Yes, many saints and spiritual writers talk about the benefits and goodness of embracing the cross; however, the caveat is embracing the crosses God allows and sends, not one’s that we willingly seek.
St. Francis de Sales sums up the “three best and surest marks of lawful inspiration” in his Treatise on the Love of God.
He lays them out: “Perseverance in contrast to inconstancy and levity, peace and gentleness of heart in contrast to disquiet and solicitude, and humble obedience in contrast to obstinacy and extravagance.”
Sharing a quote from Howard Thurman, Wallace wrote, “Don’t ask what the world needs, ask yourself what makes you come alive, and then go and do that, because what the world needs is people who have come alive.”
Similar concepts have come up in conversations with diocesan seminarian Dan Tracy.
He affirmed the role of the fruits of the Holy Spirit, in particular joy and peace. He said that these “will be emblazoned on Fr. (Andrew) Ricci’s tombstone” because he speaks of them so often.
“As former vocations director, he knows that the fruits of the Spirit are as solid an indicator of vocation as any,” Tracy added.
Along Tracy’s path, “Joy and peace are two that continue to be personally significant.” He shared that exactly what those have looked like has changed since his first years in seminary and through this past summer he spent at Creighton University in Omaha coursing the Institute for Priestly Formation summer program. The program focuses on spiritual formation as the integrating factor of all priestly formation.
Tracy admits that “absolute certainty” might always seem just out of reach, and angst doesn’t vanish the moment a man’s face hits the marble during his ordination, but that it doesn’t either for the man or woman at the altar exchanging their “I dos.”
The conclusion is that absolute certitude doesn’t leave room for faith.
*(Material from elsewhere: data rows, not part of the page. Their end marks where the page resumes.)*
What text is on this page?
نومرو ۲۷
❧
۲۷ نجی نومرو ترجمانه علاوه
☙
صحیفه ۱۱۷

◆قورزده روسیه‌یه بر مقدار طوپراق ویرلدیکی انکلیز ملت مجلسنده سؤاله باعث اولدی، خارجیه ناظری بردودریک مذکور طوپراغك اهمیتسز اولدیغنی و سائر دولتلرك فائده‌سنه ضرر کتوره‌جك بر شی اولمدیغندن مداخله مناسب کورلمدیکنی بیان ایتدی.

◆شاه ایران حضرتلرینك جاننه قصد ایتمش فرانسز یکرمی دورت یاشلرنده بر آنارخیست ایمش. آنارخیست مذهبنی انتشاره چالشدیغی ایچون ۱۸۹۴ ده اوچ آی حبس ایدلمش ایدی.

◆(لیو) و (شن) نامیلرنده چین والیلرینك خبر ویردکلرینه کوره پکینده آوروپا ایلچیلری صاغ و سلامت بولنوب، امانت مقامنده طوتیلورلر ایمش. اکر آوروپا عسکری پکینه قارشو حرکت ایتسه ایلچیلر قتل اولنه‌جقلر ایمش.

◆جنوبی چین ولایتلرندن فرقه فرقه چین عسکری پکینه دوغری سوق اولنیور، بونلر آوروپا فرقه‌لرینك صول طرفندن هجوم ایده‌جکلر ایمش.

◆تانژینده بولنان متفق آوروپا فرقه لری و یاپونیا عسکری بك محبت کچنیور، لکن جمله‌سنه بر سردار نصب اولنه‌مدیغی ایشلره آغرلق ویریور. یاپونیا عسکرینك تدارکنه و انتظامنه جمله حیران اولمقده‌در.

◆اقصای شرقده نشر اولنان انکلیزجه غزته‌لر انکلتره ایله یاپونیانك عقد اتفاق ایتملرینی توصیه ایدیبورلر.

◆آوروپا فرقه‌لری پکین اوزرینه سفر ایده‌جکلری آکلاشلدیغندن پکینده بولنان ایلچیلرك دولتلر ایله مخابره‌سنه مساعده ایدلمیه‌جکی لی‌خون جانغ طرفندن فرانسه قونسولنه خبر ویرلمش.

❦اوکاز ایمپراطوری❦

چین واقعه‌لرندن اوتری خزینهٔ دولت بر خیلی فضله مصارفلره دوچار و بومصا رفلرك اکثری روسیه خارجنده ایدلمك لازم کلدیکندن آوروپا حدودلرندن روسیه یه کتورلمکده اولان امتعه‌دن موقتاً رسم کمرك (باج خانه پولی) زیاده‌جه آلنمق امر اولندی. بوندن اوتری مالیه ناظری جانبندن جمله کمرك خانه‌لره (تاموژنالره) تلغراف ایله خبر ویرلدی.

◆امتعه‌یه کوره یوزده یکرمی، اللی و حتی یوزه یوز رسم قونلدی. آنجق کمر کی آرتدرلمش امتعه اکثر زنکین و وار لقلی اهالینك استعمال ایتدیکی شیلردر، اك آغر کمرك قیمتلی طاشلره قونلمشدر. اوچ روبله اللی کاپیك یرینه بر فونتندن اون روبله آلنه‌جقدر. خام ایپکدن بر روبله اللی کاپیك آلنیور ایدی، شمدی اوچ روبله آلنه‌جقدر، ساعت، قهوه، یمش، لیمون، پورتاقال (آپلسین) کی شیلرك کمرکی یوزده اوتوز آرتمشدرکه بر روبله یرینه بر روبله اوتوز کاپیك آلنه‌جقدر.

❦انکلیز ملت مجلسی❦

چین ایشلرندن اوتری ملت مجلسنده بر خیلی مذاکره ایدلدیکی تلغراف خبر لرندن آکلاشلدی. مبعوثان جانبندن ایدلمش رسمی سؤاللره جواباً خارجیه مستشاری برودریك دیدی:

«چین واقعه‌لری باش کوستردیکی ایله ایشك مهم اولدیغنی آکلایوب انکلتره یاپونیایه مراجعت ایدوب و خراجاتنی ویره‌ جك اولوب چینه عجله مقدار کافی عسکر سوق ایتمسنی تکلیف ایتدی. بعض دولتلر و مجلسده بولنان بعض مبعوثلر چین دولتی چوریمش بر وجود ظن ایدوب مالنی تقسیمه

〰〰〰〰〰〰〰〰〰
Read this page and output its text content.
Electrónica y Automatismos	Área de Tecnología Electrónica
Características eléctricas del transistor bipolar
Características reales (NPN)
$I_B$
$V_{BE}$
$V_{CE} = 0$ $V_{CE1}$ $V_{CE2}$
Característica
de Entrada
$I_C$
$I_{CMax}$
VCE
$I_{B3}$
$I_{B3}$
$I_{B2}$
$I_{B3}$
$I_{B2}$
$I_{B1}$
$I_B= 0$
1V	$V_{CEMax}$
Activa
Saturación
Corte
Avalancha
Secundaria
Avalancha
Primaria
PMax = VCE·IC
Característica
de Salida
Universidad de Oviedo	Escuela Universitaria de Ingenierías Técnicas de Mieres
Discerning in a context of sacramental grace and spiritual direction are paramount, in Tracy’s view. As soon as someone is open to the question of a vocation of consecration to God, “Satan and his minions are coming after you,” he said. Discernment is not something that can happen in a vacuum, isolated from being guided and growing in relationship with God.
And that is what is really at the heart of discernment – one’s relationship with God and how one views their life in relationship to him.
Wallace is currently in a nine-month discernment program called “Journey” being run by the Diocese of La Crosse.
Recently Wallace shared, “There is a significance about intentional discernment in an atmosphere that is so focused on formation,” in particular spiritual formation. He said he has had his share of struggles and hasn’t discovered any absolute certitude about his specific vocation, but he has really noticed he is changing and growing spiritually, and his perspective is being shaped by the intentional discernment environment.
Wallace is echoing another comment made by Tracy – “When it comes to fear, that is not the business God is in” – only a person who has truly encountered God as a loving father, providential creator and desirous of our good can truly trust him enough to sincerely ask the question, “Are you calling me to give my entire life to you and your church?”
However, the constant from my personal experience is the foundational answer to that question – both as I was formally discerning my way into consecrated life, and as I discerned my way out of it – was, and continues to be, “Yes!”
“The ultimate goal is to get to heaven … We have to live with the end in mind, the universal call to holiness,” Tracy shared.
“We can be over-infatuated with the means,” he added.
This point was right in line with fallacies Wallace and I had discussed.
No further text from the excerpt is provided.